Todavia, mesmo que porventura fosse a Rosalina Cavaleiro a proprietária dos prédios ( facto não demonstrado ), a verdade é que não foi sequer alegado que o António Queda os houvesse adquirido à mãe, quer por acto entre vivos, quer por sucessão.
E tal facto não se pode presumir da circunstância dos prédios haverem sido comprados pelos Autores a Maria Angélica da Conceição Lopa e Queda e a Anabela da Conceição Lopa Queda, que os adquiriram por sucessão, por óbito de António Queda.
De resto, comprovando-se que o recebimento das duas rendas ocorreu “ depois do óbito “, ignora-se a que título o fez, tanto mais que se desconhece se, nessa altura, a herança já havia sido partilhada ou se era o único herdeiro.
Em todo o caso, competia ao Réu alegar e provar se, quando ao recebeu as duas rendas, o António Queda, já era efectivamente o proprietário dos terrenos arrendados, ou melhor dizendo, se ele podia, nessa altura, dispor deles, o que manifestamente não fez.
Por isso, não estando comprovado que era então o proprietário ou que pudesse dispor da coisa, e, nessa, medida, estivesse legitimado a reconhecer o arrendamento, ter-se-á de concluir não estar demonstrado que a posição de senhorio se transmitiu aos seus herdeiros, vendedores dos prédios aos Autores, e ipso facto, também a transmissão para estes ( art.1057 do CC ).

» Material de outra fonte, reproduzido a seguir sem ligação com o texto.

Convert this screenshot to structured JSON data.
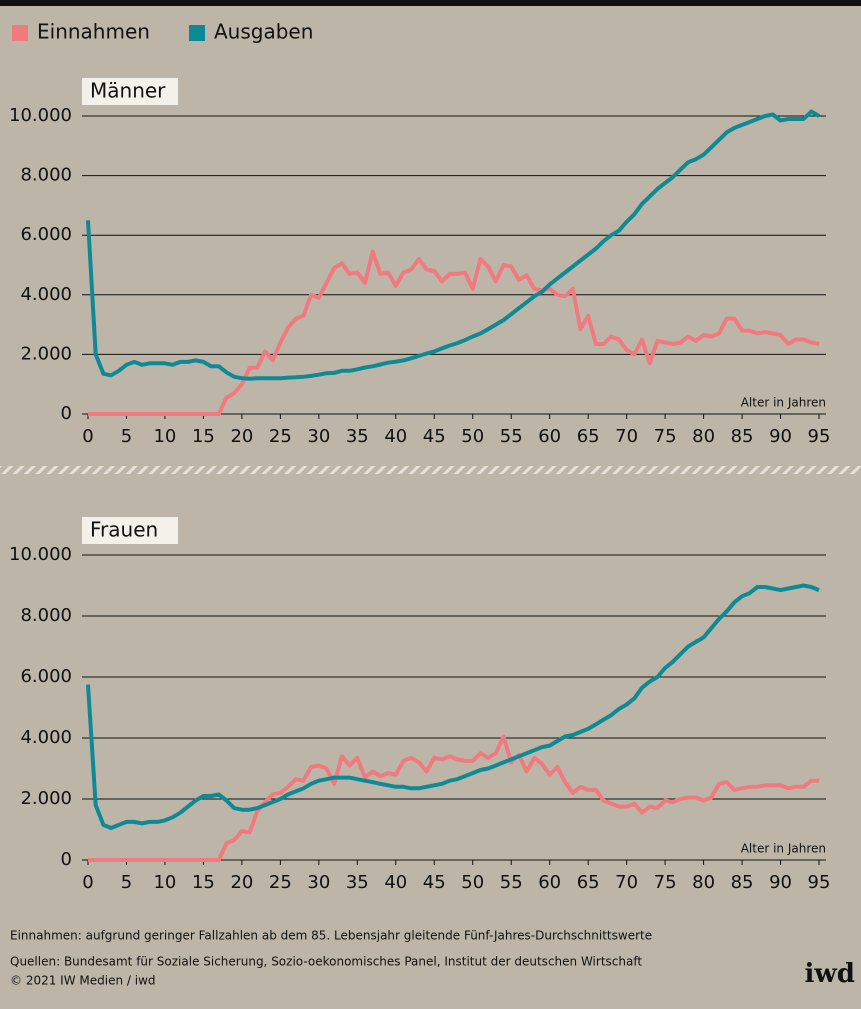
{
  "chart_data": [
    {
      "type": "line",
      "title": "Männer",
      "x_label": "Alter in Jahren",
      "x": [
        0,
        1,
        2,
        3,
        4,
        5,
        6,
        7,
        8,
        9,
        10,
        11,
        12,
        13,
        14,
        15,
        16,
        17,
        18,
        19,
        20,
        21,
        22,
        23,
        24,
        25,
        26,
        27,
        28,
        29,
        30,
        31,
        32,
        33,
        34,
        35,
        36,
        37,
        38,
        39,
        40,
        41,
        42,
        43,
        44,
        45,
        46,
        47,
        48,
        49,
        50,
        51,
        52,
        53,
        54,
        55,
        56,
        57,
        58,
        59,
        60,
        61,
        62,
        63,
        64,
        65,
        66,
        67,
        68,
        69,
        70,
        71,
        72,
        73,
        74,
        75,
        76,
        77,
        78,
        79,
        80,
        81,
        82,
        83,
        84,
        85,
        86,
        87,
        88,
        89,
        90,
        91,
        92,
        93,
        94,
        95
      ],
      "series": [
        {
          "name": "Einnahmen",
          "color": "#f07a80",
          "values": [
            0,
            0,
            0,
            0,
            0,
            0,
            0,
            0,
            0,
            0,
            0,
            0,
            0,
            0,
            0,
            0,
            0,
            0,
            550,
            700,
            1000,
            1550,
            1550,
            2100,
            1800,
            2400,
            2900,
            3200,
            3300,
            4000,
            3900,
            4400,
            4900,
            5050,
            4700,
            4750,
            4400,
            5450,
            4700,
            4750,
            4300,
            4750,
            4850,
            5200,
            4850,
            4800,
            4450,
            4700,
            4700,
            4750,
            4200,
            5200,
            4950,
            4450,
            5000,
            4950,
            4500,
            4650,
            4200,
            4150,
            4200,
            4000,
            3950,
            4200,
            2850,
            3300,
            2350,
            2350,
            2600,
            2500,
            2150,
            2000,
            2500,
            1700,
            2450,
            2400,
            2350,
            2400,
            2600,
            2450,
            2650,
            2600,
            2700,
            3200,
            3200,
            2800,
            2800,
            2700,
            2750,
            2700,
            2650,
            2350,
            2500,
            2500,
            2400,
            2350
          ]
        },
        {
          "name": "Ausgaben",
          "color": "#0e8a96",
          "values": [
            6500,
            2000,
            1350,
            1300,
            1450,
            1650,
            1750,
            1650,
            1700,
            1700,
            1700,
            1650,
            1750,
            1750,
            1800,
            1750,
            1600,
            1600,
            1400,
            1250,
            1200,
            1180,
            1200,
            1200,
            1200,
            1200,
            1220,
            1230,
            1250,
            1280,
            1320,
            1370,
            1380,
            1450,
            1450,
            1500,
            1560,
            1600,
            1660,
            1720,
            1760,
            1800,
            1870,
            1950,
            2030,
            2100,
            2200,
            2300,
            2380,
            2480,
            2600,
            2700,
            2850,
            3000,
            3150,
            3350,
            3550,
            3750,
            3950,
            4100,
            4350,
            4550,
            4750,
            4950,
            5150,
            5350,
            5550,
            5800,
            6000,
            6150,
            6450,
            6700,
            7050,
            7300,
            7550,
            7750,
            7950,
            8200,
            8450,
            8550,
            8700,
            8950,
            9200,
            9450,
            9600,
            9700,
            9800,
            9900,
            10000,
            10050,
            9850,
            9900,
            9900,
            9900,
            10150,
            10000
          ]
        }
      ],
      "xlim": [
        0,
        95
      ],
      "xticks": [
        0,
        5,
        10,
        15,
        20,
        25,
        30,
        35,
        40,
        45,
        50,
        55,
        60,
        65,
        70,
        75,
        80,
        85,
        90,
        95
      ],
      "ylim": [
        0,
        10000
      ],
      "yticks": [
        0,
        {
          "value": 2000,
          "label": "2.000"
        },
        {
          "value": 4000,
          "label": "4.000"
        },
        {
          "value": 6000,
          "label": "6.000"
        },
        {
          "value": 8000,
          "label": "8.000"
        },
        {
          "value": 10000,
          "label": "10.000"
        }
      ],
      "grid": true
    },
    {
      "type": "line",
      "title": "Frauen",
      "x_label": "Alter in Jahren",
      "x": [
        0,
        1,
        2,
        3,
        4,
        5,
        6,
        7,
        8,
        9,
        10,
        11,
        12,
        13,
        14,
        15,
        16,
        17,
        18,
        19,
        20,
        21,
        22,
        23,
        24,
        25,
        26,
        27,
        28,
        29,
        30,
        31,
        32,
        33,
        34,
        35,
        36,
        37,
        38,
        39,
        40,
        41,
        42,
        43,
        44,
        45,
        46,
        47,
        48,
        49,
        50,
        51,
        52,
        53,
        54,
        55,
        56,
        57,
        58,
        59,
        60,
        61,
        62,
        63,
        64,
        65,
        66,
        67,
        68,
        69,
        70,
        71,
        72,
        73,
        74,
        75,
        76,
        77,
        78,
        79,
        80,
        81,
        82,
        83,
        84,
        85,
        86,
        87,
        88,
        89,
        90,
        91,
        92,
        93,
        94,
        95
      ],
      "series": [
        {
          "name": "Einnahmen",
          "color": "#f07a80",
          "values": [
            0,
            0,
            0,
            0,
            0,
            0,
            0,
            0,
            0,
            0,
            0,
            0,
            0,
            0,
            0,
            0,
            0,
            0,
            550,
            650,
            950,
            900,
            1600,
            1900,
            2150,
            2200,
            2400,
            2650,
            2600,
            3050,
            3100,
            3000,
            2500,
            3400,
            3100,
            3350,
            2700,
            2900,
            2750,
            2850,
            2800,
            3250,
            3350,
            3200,
            2900,
            3350,
            3300,
            3400,
            3300,
            3250,
            3250,
            3500,
            3350,
            3500,
            4050,
            3200,
            3450,
            2900,
            3350,
            3150,
            2800,
            3050,
            2550,
            2200,
            2400,
            2300,
            2300,
            1950,
            1850,
            1750,
            1750,
            1850,
            1550,
            1750,
            1700,
            1950,
            1900,
            2000,
            2050,
            2050,
            1950,
            2050,
            2500,
            2550,
            2300,
            2350,
            2400,
            2400,
            2450,
            2450,
            2450,
            2350,
            2400,
            2400,
            2600,
            2600
          ]
        },
        {
          "name": "Ausgaben",
          "color": "#0e8a96",
          "values": [
            5750,
            1800,
            1150,
            1050,
            1150,
            1250,
            1250,
            1200,
            1250,
            1250,
            1300,
            1400,
            1550,
            1750,
            1950,
            2100,
            2100,
            2150,
            1950,
            1700,
            1650,
            1650,
            1700,
            1800,
            1900,
            2000,
            2150,
            2250,
            2350,
            2500,
            2600,
            2650,
            2700,
            2700,
            2700,
            2650,
            2600,
            2550,
            2500,
            2450,
            2400,
            2400,
            2350,
            2350,
            2400,
            2450,
            2500,
            2600,
            2650,
            2750,
            2850,
            2950,
            3000,
            3100,
            3200,
            3300,
            3400,
            3500,
            3600,
            3700,
            3750,
            3900,
            4050,
            4100,
            4200,
            4300,
            4450,
            4600,
            4750,
            4950,
            5100,
            5300,
            5650,
            5850,
            6000,
            6300,
            6500,
            6750,
            7000,
            7150,
            7300,
            7600,
            7900,
            8150,
            8450,
            8650,
            8750,
            8950,
            8950,
            8900,
            8850,
            8900,
            8950,
            9000,
            8950,
            8850
          ]
        }
      ],
      "xlim": [
        0,
        95
      ],
      "xticks": [
        0,
        5,
        10,
        15,
        20,
        25,
        30,
        35,
        40,
        45,
        50,
        55,
        60,
        65,
        70,
        75,
        80,
        85,
        90,
        95
      ],
      "ylim": [
        0,
        10000
      ],
      "yticks": [
        0,
        {
          "value": 2000,
          "label": "2.000"
        },
        {
          "value": 4000,
          "label": "4.000"
        },
        {
          "value": 6000,
          "label": "6.000"
        },
        {
          "value": 8000,
          "label": "8.000"
        },
        {
          "value": 10000,
          "label": "10.000"
        }
      ],
      "grid": true
    }
  ],
  "note": "Einnahmen: aufgrund geringer Fallzahlen ab dem 85. Lebensjahr gleitende Fünf-Jahres-Durchschnittswerte",
  "source": "Quellen: Bundesamt für Soziale Sicherung, Sozio-oekonomisches Panel, Institut der deutschen Wirtschaft",
  "copyright": "© 2021 IW Medien / iwd",
  "logo": "iwd"
}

Na acção de reivindicação incumbe ao réu provar que quem lhe deu de arrendamento o imóvel reivindicado tinha legitimidade negocial para o fazer, não bastando para o efeito a invocação de um título, não só abstracta, mas efectivamente válido, e portanto legítimo para a ocupação do arrendado ( cf., por ex. Ac RC de 22/5/2001 ( relator Des. Eduardo Antunes ), processo 877/2001, www dgsi.pt/jtrc ).
Neste contexto, não provou o Réu, como lhe incumbia ( art.342 nº2 CC ), a validade do título para recusar a entrega, pelo que a sentença recorrida não violou as normas legais invocadas pelo recorrente, improcedendo consequentemente a apelação.

III – DECISÃO

Pelo exposto, decidem:
1)
Julgar a apelação improcedente e confirmar a sentença recorrida.
2)
Condenar o apelante nas custas, sem prejuízo do apoio judiciário.